O cineaste volta a escrever, já que a sua carreira no cinema estava fragilizada, começando com as memórias de Dorothy, The Killing of the Unicorn: Dorothy Stratten (1960- 1980), publicadas em 1984. O artigo sobre o assassinato de Stratten, escrito por Teresa Carpenter, "Death of a Playmate" (Morte de uma Playmate), foi publicado na revista The Village Voice,, e ganhou o Prêmio Pulitzer em 1981. Embora Bogdanovich nunca tenha criticado o artigo de Carpenter no seu livro, a autora levantou a sua voz contra ele e Hefner, alegando que Stratten era mais uma vítima dos dois, tanto quanto fora de Snider. Em particular, ela criticou Bogdanovich por cultivado, em relação à Stratten, “uma preferência infantil por papéis ingénuos”. O artigo de Carpenter serviu como base para o filme de Bob Fosse Star 80 (1983), no qual Bogdanovich foi retratado como um cineasta fictício, uma pessoa bondosa mas um tanto desorientado e ingénuo.

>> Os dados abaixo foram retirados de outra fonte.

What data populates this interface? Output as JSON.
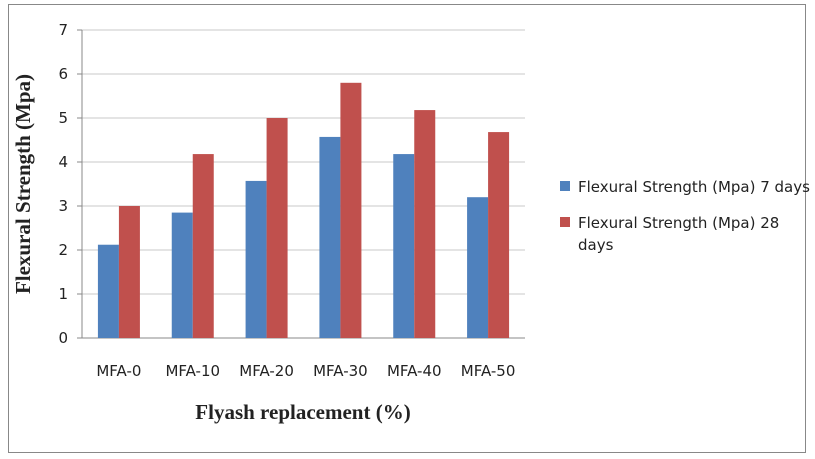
{
  "chart_data": {
    "type": "bar",
    "x_label": "Flyash replacement (%)",
    "y_label": "Flexural Strength (Mpa)",
    "categories": [
      "MFA-0",
      "MFA-10",
      "MFA-20",
      "MFA-30",
      "MFA-40",
      "MFA-50"
    ],
    "series": [
      {
        "name": "Flexural Strength (Mpa) 7 days",
        "color": "#4f81bd",
        "values": [
          2.12,
          2.85,
          3.57,
          4.57,
          4.18,
          3.2
        ]
      },
      {
        "name": "Flexural Strength (Mpa) 28 days",
        "color": "#c0504d",
        "values": [
          3.0,
          4.18,
          5.0,
          5.8,
          5.18,
          4.68
        ]
      }
    ],
    "ylim": [
      0,
      7
    ],
    "yticks": [
      0,
      1,
      2,
      3,
      4,
      5,
      6,
      7
    ],
    "grid": true,
    "legend": "right"
  }
}
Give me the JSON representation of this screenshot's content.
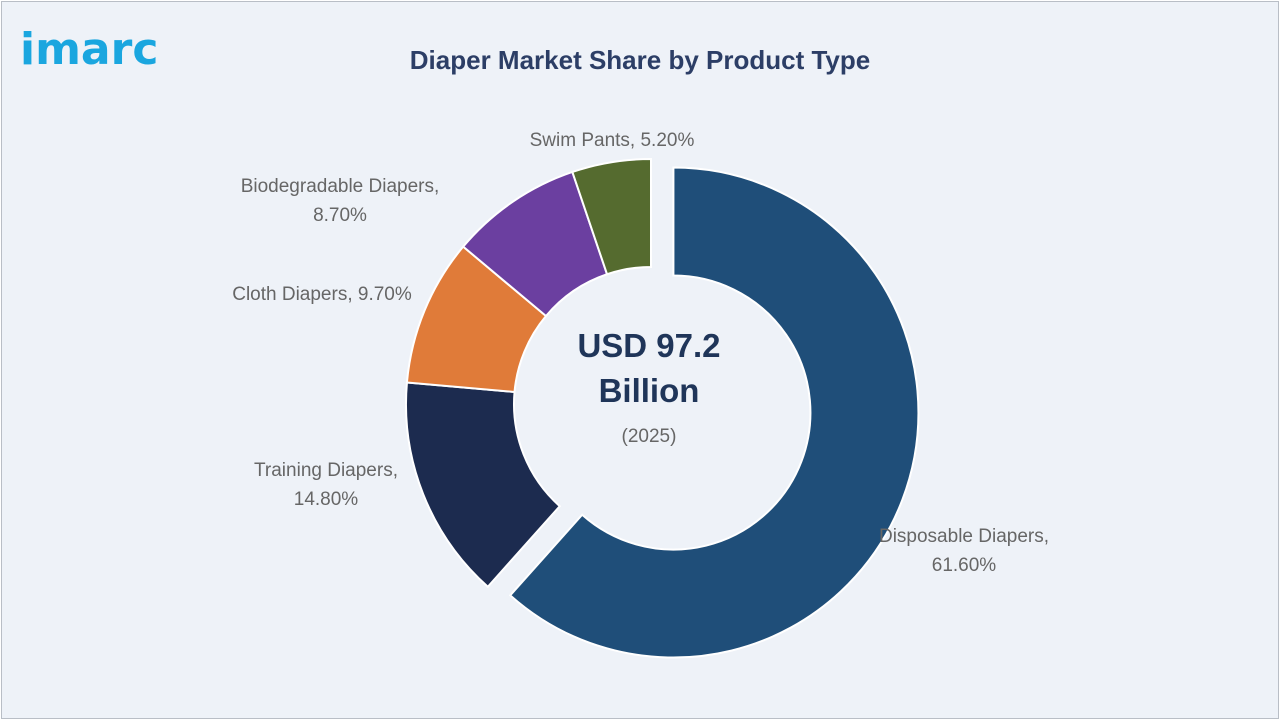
{
  "brand": {
    "logo_text": "imarc",
    "logo_color": "#1aa6df"
  },
  "title": "Diaper Market Share by Product Type",
  "center": {
    "line1": "USD 97.2",
    "line2": "Billion",
    "year": "(2025)"
  },
  "chart_data": {
    "type": "pie",
    "subtype": "donut",
    "title": "Diaper Market Share by Product Type",
    "unit": "%",
    "exploded_slice": "Disposable Diapers",
    "slices": [
      {
        "name": "Disposable Diapers",
        "value": 61.6,
        "label_lines": [
          "Disposable Diapers,",
          "61.60%"
        ],
        "color": "#1f4e79"
      },
      {
        "name": "Training Diapers",
        "value": 14.8,
        "label_lines": [
          "Training Diapers,",
          "14.80%"
        ],
        "color": "#1c2b4f"
      },
      {
        "name": "Cloth Diapers",
        "value": 9.7,
        "label_lines": [
          "Cloth Diapers, 9.70%"
        ],
        "color": "#e07b39"
      },
      {
        "name": "Biodegradable Diapers",
        "value": 8.7,
        "label_lines": [
          "Biodegradable Diapers,",
          "8.70%"
        ],
        "color": "#6b3fa0"
      },
      {
        "name": "Swim Pants",
        "value": 5.2,
        "label_lines": [
          "Swim Pants, 5.20%"
        ],
        "color": "#556b2f"
      }
    ]
  }
}
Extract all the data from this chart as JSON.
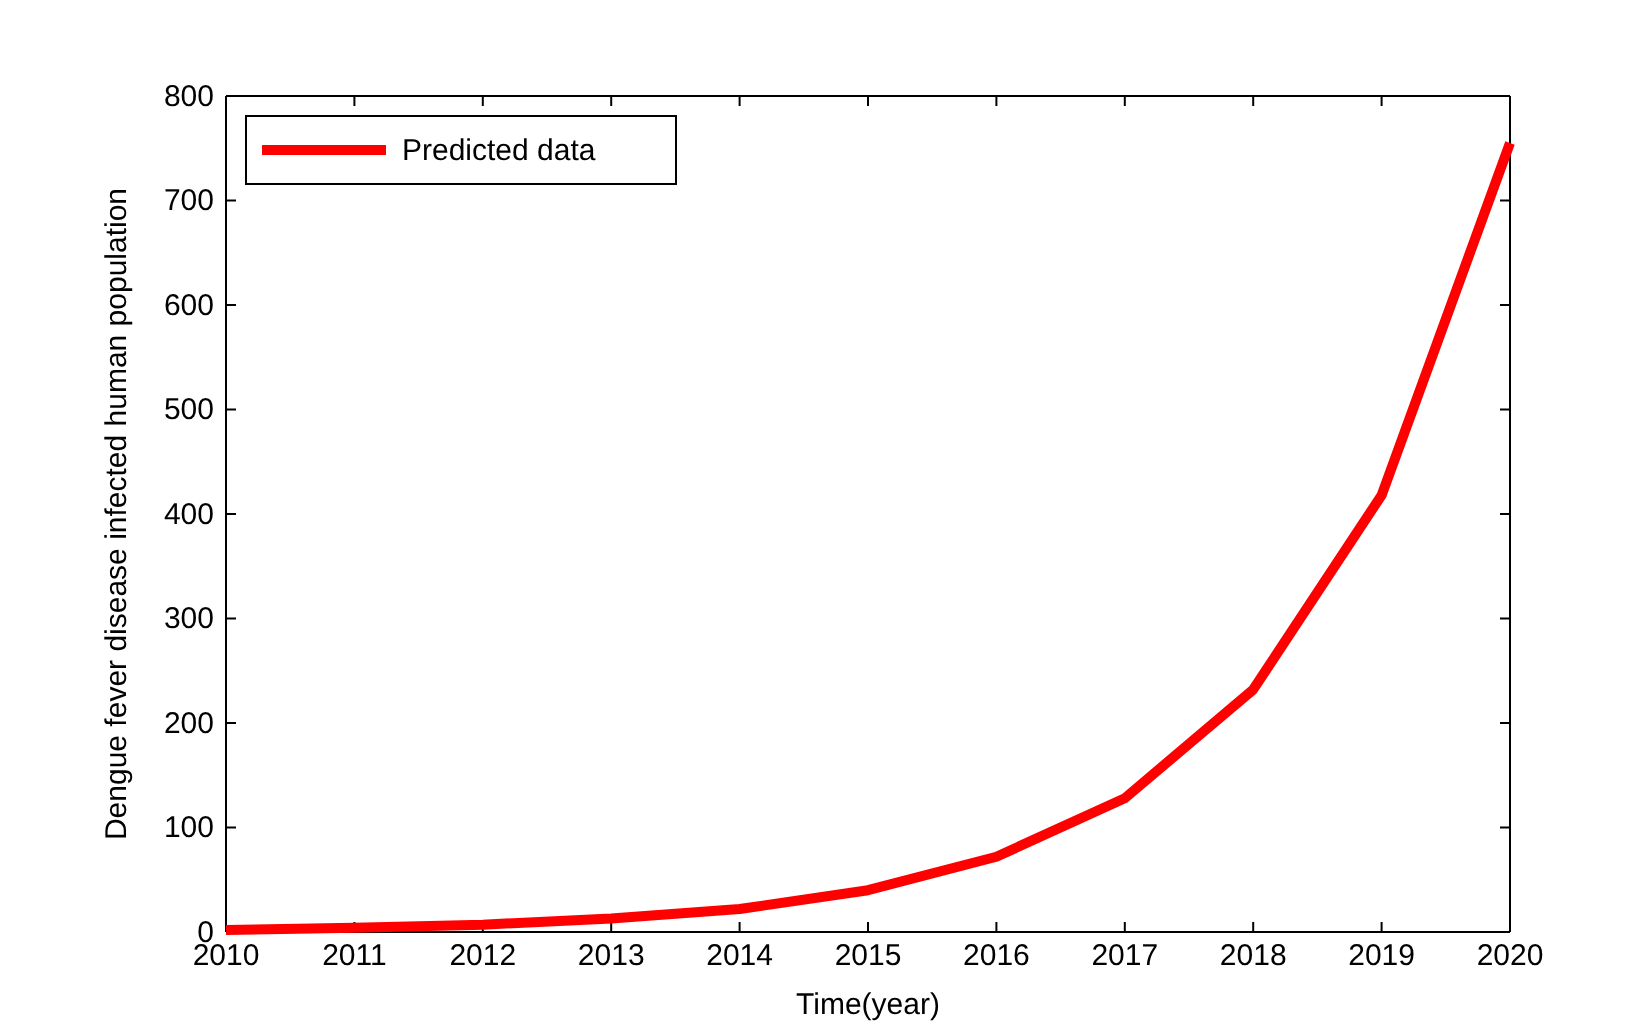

Apesar de ter conseguido um sucesso moderado com Mask (Mask) em 1985, a sua sequência de The Last Picture Show, A última sessão de cinema continua (Texasville) ([[]]1990), foi um fracasso de público e de crítica. Ambos os filmes foram objecto de disputa entre Bogdanovich, que ainda exigia maior controle sobre os seus filmes, e os estúdios, os quais agora detinham o controle financeiro e sobre a montagem de ambos os filmes.

Mask contou com a banda sonora de Bob Seger, contra o desejo do cineasta, que queria Bruce Springsteen. Quanto à Texasville, Bogdanovich frequentemente queixava-se que a versão que foi posta em exibição não era o filme que pretendia fazer. Uma versão de director de Mask, ligeiramente mais longa e com as canções de Springteen, foi lançada em DVD em 2006. Uma versão de director de Texasville foi lançada em laserdisc, mas nunca foi lançada em DVD. Na época das filmagens de Texasville, Bogdanovich também revisitou o seu primeiro sucesso, The Last Picture Show, e acabou produzindo uma versão de director ligeiramente modificada. Desde esta época, esta versão é a única disponível do filme.

Bogdanovich dirigiu mais dois filmes a seguir. Um deles, Impróprio para menores (Noises Off...), de 1992, tornou-se, anos depois, um cult movie, enquanto que o outro, Um sonho, dois amores (The Thing Called Love), de 1993, é conhecido erroneamente por ser o último filme no qual o actor River Phoenix participou.